Second, what function should the principles of statutory interpretation play in judicial review of an administrative interpretation of law? I argued in “Unreasonable Interpretations of Law” that the “technical principles of statutory interpretation” should play “no role” in reasonableness review ((2014) 66 SCLR (2d) 233 at 265). My primary concern was that “statutory provisions and purposes should not be treated by reviewing courts as trump cards to justify judicial intervention” (ibid at 266). I do not have any great difficulty with statutory text, purpose and context (as interpreted by the administrative decision-maker) being used in a commonsense way to highlight badges or indicia of unreasonableness in an administrative decision (ibid at 259-269).
Indeed, I would say that the problem created by the IAD’s interpretation in Mason was that it introduced an illogicality into the statutory scheme, undermining its structure. I do not think that one needs to have a mastery of the principles of statutory interpretation to appreciate the problems revealed by Grammond J’s analysis at paras. 39-51. A mastery of Canada’s official languages is sufficient.

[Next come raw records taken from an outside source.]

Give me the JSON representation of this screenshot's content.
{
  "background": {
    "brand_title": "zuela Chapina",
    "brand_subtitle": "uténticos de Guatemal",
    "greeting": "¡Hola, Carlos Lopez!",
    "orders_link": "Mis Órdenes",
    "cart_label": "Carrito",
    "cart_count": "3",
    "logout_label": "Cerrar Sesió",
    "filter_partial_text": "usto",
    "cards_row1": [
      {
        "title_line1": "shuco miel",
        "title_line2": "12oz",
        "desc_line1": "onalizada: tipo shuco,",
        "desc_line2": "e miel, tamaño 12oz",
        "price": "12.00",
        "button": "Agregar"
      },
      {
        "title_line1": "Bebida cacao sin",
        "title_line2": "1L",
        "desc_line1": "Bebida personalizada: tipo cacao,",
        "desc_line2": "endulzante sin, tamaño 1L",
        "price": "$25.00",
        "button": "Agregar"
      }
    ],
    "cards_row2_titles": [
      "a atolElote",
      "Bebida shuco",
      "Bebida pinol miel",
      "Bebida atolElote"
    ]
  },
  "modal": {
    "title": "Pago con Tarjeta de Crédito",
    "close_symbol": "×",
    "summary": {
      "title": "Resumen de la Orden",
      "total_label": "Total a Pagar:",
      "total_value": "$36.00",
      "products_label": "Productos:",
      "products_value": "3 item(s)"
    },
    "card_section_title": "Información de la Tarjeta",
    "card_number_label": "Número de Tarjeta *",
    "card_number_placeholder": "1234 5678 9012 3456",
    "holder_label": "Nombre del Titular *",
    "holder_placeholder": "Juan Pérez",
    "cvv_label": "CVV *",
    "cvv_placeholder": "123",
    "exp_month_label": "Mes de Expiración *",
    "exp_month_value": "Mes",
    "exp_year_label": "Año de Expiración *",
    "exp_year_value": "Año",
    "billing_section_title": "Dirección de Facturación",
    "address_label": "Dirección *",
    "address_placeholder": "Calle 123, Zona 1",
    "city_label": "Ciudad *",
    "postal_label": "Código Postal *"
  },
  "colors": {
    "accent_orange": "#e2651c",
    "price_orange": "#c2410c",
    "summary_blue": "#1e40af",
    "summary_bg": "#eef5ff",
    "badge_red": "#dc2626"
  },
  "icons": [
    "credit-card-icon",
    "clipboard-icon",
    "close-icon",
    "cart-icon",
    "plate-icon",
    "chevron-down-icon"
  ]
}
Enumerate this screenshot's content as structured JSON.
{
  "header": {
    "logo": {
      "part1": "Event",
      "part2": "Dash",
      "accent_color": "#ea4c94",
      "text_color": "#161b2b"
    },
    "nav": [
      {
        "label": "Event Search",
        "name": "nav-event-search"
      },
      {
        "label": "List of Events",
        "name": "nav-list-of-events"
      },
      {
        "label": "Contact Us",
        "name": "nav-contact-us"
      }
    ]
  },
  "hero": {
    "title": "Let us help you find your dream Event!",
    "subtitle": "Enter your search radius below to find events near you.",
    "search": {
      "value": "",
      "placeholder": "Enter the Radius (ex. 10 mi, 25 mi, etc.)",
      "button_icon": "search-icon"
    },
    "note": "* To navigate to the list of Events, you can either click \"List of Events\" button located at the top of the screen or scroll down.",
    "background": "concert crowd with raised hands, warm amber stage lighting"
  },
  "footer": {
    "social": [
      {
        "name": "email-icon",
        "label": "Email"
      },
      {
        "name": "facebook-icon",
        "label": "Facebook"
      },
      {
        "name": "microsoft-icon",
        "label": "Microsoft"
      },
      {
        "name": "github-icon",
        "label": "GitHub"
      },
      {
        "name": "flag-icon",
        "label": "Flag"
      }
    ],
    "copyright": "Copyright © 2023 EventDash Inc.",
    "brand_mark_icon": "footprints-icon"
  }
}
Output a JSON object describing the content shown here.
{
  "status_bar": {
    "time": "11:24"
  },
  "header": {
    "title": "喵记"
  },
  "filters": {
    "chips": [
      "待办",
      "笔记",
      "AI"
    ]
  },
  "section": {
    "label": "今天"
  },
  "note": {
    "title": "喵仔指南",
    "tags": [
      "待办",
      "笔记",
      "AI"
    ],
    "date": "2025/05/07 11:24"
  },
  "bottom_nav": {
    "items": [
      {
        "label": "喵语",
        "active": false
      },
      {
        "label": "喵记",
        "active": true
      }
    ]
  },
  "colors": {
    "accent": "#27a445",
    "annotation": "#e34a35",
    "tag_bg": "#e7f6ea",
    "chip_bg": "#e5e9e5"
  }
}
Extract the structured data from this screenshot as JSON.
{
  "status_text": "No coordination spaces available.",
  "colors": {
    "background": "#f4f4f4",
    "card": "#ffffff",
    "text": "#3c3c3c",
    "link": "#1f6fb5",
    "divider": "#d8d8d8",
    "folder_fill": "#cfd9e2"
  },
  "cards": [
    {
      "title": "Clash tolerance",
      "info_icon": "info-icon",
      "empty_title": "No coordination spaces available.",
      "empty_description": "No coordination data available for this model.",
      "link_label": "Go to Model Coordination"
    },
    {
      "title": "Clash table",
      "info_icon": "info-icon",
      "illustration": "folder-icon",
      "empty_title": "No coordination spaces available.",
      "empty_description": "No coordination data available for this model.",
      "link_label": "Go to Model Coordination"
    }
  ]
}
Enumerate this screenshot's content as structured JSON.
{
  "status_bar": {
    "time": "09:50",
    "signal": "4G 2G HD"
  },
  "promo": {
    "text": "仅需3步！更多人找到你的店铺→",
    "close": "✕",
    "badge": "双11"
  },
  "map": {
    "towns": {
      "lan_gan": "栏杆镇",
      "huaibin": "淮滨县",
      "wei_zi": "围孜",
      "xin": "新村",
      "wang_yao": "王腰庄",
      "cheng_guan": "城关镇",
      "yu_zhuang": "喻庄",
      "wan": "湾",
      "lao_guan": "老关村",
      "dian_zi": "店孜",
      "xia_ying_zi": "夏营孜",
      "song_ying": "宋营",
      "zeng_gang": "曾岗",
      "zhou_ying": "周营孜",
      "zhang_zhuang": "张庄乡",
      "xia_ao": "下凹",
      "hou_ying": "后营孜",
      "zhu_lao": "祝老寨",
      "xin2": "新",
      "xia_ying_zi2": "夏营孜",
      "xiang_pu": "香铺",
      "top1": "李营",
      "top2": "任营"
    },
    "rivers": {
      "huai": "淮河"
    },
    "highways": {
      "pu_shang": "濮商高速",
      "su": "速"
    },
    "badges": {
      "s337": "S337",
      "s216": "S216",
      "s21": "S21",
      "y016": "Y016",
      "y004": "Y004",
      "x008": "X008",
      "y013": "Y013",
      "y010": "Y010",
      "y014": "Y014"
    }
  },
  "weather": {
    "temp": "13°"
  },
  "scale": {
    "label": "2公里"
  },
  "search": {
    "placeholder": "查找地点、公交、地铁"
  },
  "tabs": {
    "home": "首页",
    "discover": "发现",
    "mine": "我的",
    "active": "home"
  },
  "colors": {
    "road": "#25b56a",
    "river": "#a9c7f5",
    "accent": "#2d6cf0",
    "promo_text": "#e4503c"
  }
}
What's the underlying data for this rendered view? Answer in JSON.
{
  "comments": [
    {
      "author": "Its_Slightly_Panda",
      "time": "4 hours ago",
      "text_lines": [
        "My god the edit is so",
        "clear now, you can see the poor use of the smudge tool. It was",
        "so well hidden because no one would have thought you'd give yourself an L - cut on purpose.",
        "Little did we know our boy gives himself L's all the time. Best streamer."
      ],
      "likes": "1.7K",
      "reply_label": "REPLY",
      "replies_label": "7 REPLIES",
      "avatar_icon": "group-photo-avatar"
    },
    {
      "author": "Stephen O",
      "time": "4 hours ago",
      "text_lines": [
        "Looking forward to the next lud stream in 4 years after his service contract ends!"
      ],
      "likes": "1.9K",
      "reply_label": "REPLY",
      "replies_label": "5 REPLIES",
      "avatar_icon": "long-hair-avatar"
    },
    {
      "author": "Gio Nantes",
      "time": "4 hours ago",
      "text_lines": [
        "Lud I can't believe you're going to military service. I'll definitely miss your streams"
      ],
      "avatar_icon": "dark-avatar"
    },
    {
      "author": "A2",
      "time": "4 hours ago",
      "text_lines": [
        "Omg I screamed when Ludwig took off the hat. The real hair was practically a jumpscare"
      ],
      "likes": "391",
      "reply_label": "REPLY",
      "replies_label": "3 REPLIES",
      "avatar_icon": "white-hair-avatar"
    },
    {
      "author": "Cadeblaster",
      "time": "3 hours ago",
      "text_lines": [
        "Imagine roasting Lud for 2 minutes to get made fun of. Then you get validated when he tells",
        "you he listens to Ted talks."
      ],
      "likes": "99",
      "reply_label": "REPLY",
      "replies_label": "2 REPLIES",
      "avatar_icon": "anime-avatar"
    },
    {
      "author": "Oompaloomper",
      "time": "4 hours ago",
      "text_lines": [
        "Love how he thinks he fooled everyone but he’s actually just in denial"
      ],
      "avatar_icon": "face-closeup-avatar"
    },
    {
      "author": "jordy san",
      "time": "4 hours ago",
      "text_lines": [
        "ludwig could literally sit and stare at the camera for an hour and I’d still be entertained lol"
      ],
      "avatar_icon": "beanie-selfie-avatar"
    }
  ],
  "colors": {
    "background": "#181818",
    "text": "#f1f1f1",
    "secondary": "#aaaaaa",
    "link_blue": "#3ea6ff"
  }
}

Moreover, “the IAD itself failed to address the structural argument, despite Mr. Mason’s raising it” (at para. 53). On its own, and in the absence of an explanation for failing to address the argument, this would arguably have justified quashing the decision.
Third, consistent with my scepticism about the value of metaphors in administrative law, I am less sure about the “knock-out punch” concept. Grammond J gives the example of Canada (Canadian Human Rights Commission) v. Canada (Attorney General), 2011 SCC 53,  3 SCR 471, where the legislative history “made it clear that Parliament had explicitly considered, and rejected, giving the Tribunal power to award costs”, which was fatal to the Tribunal’s decision to interpret its power to grant “expenses” as including legal costs (at para. 30). Yet if the knock-out punch was so obvious, why did the Tribunal win on the interpretation point at the Federal Court (2008 FC 118), and why did legislative history play only a subsidiary role in the analysis of the Federal Court of Appeal (2009 FCA 309, at paras. 88-90)? Elegant and all as the metaphor is, I am not sure it can do the analytical heavy lifting in the application of reasonableness review to administrative interpretations of law.
This content has been updated on October 23, 2019 at 22:13.